Мы разбираем пакеты, обустраивая свой быт по-новому.
– Теперь наша кухня совсем не вписывается в твои стандарты чистоты, – не могу не поддразнить мужа, разглядывая стоящие на полу миски.
– Переживу, – отмахивается. – Теперь бы нам не мешало ее выгулять.
Хоть пес подарен мне, возится с ним Назар. Даже отдает какие-то команды, которые Ками, к моему удивлению, довольно послушно исполняет. И тогда Назар снова смеется, сыто жмурится и, опустившись на корточки, поглаживает за пушистыми ушками. Сижу на скамейке и не могу отделаться от мысли, что он безумно соскучился. По обычным каким-то радостям. И что ему даже внимание собаки, ее отзывчивость в кайф. Потому что я ему этого очень давно не давала, а только брала, брала, брала…
– Назар! – окликаю мужа, и голос звенит от охватившего меня ужаса. Он оглядывается. Бросает Ками палку, и пока та за ней бежит, возвращается ко мне.
– М-м-м?
– Присядь, пожалуйста.
Настороженно на меня глядя, Звягинцев опускается на скамью. Я нашариваю его руку и переплетаю наши пальцы.
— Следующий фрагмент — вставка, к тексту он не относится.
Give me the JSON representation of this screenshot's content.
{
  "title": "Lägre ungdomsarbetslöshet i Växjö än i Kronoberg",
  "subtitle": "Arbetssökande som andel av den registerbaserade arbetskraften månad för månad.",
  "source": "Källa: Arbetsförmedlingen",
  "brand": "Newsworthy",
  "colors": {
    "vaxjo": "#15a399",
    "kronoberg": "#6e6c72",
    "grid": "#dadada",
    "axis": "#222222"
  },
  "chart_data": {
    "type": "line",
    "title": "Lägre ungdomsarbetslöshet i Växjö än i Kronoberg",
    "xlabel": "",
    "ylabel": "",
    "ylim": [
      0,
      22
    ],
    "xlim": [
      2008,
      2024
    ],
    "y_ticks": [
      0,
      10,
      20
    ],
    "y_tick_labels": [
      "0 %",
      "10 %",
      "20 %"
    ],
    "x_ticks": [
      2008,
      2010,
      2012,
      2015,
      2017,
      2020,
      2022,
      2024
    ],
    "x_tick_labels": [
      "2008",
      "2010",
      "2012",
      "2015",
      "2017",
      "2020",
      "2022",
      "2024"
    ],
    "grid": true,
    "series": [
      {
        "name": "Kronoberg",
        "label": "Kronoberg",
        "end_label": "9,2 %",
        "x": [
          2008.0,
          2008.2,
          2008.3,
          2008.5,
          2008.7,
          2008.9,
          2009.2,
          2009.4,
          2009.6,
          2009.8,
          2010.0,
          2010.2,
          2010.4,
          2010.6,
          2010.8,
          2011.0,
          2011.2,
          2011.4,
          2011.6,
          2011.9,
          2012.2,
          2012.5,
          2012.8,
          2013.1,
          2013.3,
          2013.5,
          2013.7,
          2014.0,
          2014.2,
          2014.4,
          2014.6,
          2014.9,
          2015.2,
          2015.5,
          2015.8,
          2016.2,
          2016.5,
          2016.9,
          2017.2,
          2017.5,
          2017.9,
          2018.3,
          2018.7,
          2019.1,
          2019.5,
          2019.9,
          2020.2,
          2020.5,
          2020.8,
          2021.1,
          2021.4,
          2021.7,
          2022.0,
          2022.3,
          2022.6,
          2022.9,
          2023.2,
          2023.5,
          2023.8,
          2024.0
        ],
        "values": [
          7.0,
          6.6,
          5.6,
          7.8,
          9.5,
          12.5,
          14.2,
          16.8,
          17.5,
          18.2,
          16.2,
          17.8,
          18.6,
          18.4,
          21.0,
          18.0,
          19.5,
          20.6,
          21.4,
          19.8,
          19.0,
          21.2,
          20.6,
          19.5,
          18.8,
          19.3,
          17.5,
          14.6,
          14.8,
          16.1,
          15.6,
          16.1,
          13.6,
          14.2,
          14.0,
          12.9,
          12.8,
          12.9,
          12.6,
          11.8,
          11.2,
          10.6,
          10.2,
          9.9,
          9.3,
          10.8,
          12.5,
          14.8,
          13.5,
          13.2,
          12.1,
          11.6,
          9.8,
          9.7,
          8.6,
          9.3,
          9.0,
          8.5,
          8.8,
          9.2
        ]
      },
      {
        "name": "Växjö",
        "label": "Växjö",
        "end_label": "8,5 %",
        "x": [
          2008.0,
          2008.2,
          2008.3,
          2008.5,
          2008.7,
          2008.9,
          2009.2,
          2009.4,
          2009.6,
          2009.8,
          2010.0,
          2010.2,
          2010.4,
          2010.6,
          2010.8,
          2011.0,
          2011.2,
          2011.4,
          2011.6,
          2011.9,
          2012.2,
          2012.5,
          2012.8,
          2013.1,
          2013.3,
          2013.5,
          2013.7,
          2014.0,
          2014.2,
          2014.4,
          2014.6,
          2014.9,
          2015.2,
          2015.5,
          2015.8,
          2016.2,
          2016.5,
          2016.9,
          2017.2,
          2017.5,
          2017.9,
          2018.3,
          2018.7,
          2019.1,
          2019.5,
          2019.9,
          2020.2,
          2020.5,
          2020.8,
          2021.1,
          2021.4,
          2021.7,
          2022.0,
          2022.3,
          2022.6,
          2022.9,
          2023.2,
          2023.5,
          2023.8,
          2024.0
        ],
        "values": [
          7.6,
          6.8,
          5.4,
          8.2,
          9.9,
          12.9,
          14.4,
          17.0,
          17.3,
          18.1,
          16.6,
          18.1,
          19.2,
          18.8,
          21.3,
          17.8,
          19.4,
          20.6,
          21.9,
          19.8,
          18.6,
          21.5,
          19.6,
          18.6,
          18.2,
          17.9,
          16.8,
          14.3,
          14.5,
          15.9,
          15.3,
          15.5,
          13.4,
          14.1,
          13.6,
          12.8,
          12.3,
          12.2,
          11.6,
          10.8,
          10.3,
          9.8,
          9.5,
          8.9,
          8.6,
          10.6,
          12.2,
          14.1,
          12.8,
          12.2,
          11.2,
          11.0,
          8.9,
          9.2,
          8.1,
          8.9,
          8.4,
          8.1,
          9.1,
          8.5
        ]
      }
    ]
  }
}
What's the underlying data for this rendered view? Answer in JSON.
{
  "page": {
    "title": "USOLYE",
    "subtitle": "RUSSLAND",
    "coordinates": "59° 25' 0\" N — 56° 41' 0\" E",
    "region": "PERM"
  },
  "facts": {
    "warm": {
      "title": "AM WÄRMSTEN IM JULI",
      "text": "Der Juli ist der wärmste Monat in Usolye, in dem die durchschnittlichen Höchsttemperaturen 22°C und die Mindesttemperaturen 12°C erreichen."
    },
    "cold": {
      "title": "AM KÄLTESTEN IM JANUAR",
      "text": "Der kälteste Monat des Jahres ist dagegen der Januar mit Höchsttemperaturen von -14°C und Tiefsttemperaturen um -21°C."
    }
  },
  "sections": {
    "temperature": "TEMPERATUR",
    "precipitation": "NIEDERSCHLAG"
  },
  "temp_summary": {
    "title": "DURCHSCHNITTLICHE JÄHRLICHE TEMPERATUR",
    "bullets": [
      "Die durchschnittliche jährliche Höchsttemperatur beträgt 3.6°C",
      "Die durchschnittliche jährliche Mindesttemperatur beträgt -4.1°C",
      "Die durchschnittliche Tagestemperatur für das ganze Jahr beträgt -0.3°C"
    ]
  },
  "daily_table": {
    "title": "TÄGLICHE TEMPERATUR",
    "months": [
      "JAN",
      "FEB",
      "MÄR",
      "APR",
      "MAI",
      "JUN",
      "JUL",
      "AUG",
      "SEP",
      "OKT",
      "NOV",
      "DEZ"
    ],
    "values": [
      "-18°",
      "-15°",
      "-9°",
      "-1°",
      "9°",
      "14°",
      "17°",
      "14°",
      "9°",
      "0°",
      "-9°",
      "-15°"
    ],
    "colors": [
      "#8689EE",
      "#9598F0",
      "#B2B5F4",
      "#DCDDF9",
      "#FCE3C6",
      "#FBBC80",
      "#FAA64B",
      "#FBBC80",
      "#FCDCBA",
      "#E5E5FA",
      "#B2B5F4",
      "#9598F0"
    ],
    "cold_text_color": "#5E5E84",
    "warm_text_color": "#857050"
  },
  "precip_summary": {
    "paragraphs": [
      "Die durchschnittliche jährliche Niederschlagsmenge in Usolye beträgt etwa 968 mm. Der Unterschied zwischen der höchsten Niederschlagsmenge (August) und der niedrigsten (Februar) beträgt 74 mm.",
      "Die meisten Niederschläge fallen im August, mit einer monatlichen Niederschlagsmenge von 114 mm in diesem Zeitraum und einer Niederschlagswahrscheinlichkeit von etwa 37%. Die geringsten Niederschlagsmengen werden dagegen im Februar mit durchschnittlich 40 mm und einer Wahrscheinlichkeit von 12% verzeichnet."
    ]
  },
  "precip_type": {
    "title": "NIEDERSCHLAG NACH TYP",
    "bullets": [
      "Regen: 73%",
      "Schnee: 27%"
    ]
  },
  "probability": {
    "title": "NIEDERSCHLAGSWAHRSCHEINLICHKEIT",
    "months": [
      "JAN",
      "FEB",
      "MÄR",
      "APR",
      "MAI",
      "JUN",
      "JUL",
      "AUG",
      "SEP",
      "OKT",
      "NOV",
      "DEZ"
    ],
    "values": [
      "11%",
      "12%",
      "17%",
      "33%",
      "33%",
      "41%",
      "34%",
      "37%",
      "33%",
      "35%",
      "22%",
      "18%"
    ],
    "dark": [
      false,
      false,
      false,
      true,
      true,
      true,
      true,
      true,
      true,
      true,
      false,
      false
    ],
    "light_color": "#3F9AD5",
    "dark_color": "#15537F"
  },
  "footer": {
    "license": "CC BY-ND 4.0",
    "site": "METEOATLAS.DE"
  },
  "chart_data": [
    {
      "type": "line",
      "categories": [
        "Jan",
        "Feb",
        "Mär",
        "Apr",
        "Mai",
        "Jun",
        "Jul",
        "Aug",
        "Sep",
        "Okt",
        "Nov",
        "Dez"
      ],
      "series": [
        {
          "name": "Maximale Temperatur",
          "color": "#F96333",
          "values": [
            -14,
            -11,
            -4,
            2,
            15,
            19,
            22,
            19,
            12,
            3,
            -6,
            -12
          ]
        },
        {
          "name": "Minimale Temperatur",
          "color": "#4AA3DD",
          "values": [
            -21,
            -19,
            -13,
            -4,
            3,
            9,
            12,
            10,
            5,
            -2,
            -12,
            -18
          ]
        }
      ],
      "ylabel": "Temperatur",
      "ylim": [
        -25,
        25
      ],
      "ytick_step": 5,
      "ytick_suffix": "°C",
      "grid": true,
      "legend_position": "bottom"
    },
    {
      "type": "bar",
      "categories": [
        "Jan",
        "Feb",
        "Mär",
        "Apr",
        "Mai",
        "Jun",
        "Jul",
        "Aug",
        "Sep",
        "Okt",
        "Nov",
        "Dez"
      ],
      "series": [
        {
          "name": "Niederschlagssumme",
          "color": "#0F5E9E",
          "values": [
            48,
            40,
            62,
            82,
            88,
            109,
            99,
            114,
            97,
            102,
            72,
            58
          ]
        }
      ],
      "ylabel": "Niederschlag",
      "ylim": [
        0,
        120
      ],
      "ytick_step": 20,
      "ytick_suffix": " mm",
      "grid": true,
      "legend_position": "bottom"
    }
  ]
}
– Врач сказал, что я в норме. Даже гемоглобин на уровне, представляешь?
– Ты была у врача? А мне почему не сказала?
Пожимаю плечами:
– Не хотела лишний раз тебя волновать. Думаешь, я не понимаю, что тебе тоже нелегко это все дается?
– Лала…
– Помолчи. Дай я скажу. Пожалуйста…
– Говори, – голос мужа звучит несколько настороженно. Совсем я его замордовала. Совсем… Дура. Ну, какая же дура! Ками приносит палку. Назар забирает ее и снова бросает.
– Во-первых, ты должен знать, что я тебя люблю, как никого и никогда не любила, – дотрагиваюсь до его колючей щеки пальцами и даже вот так на расстоянии чувствую, как разгоняет ритм его сердце. Он хочет ответить. Наверняка что-то вроде «я тебя тоже». Но я касаюсь его твердых губ пальцами и качаю головой: – Дай сказать. Я потом, может, никогда не решусь. Так вот… Я много думала о нас. О том, что случилось. Обо всех этих испытаниях. И потерях, – об этом мне говорить сложнее всего, поэтому я на несколько секунд замолкаю, чтобы как следует проморгаться. – У нас изначально все было не как у людей. И то, что мы потеряли ребенка, лишнее тому доказательство. Залетела, потеряла… Подумаешь... Может, кто-то там, на небе – твой бог, или мой, так думает, а?
– Я не знаю.
Глаза мужа начинают подозрительно блестеть. Он переводит взгляд на собаку, не позволяя мне увидеть свою ранимость.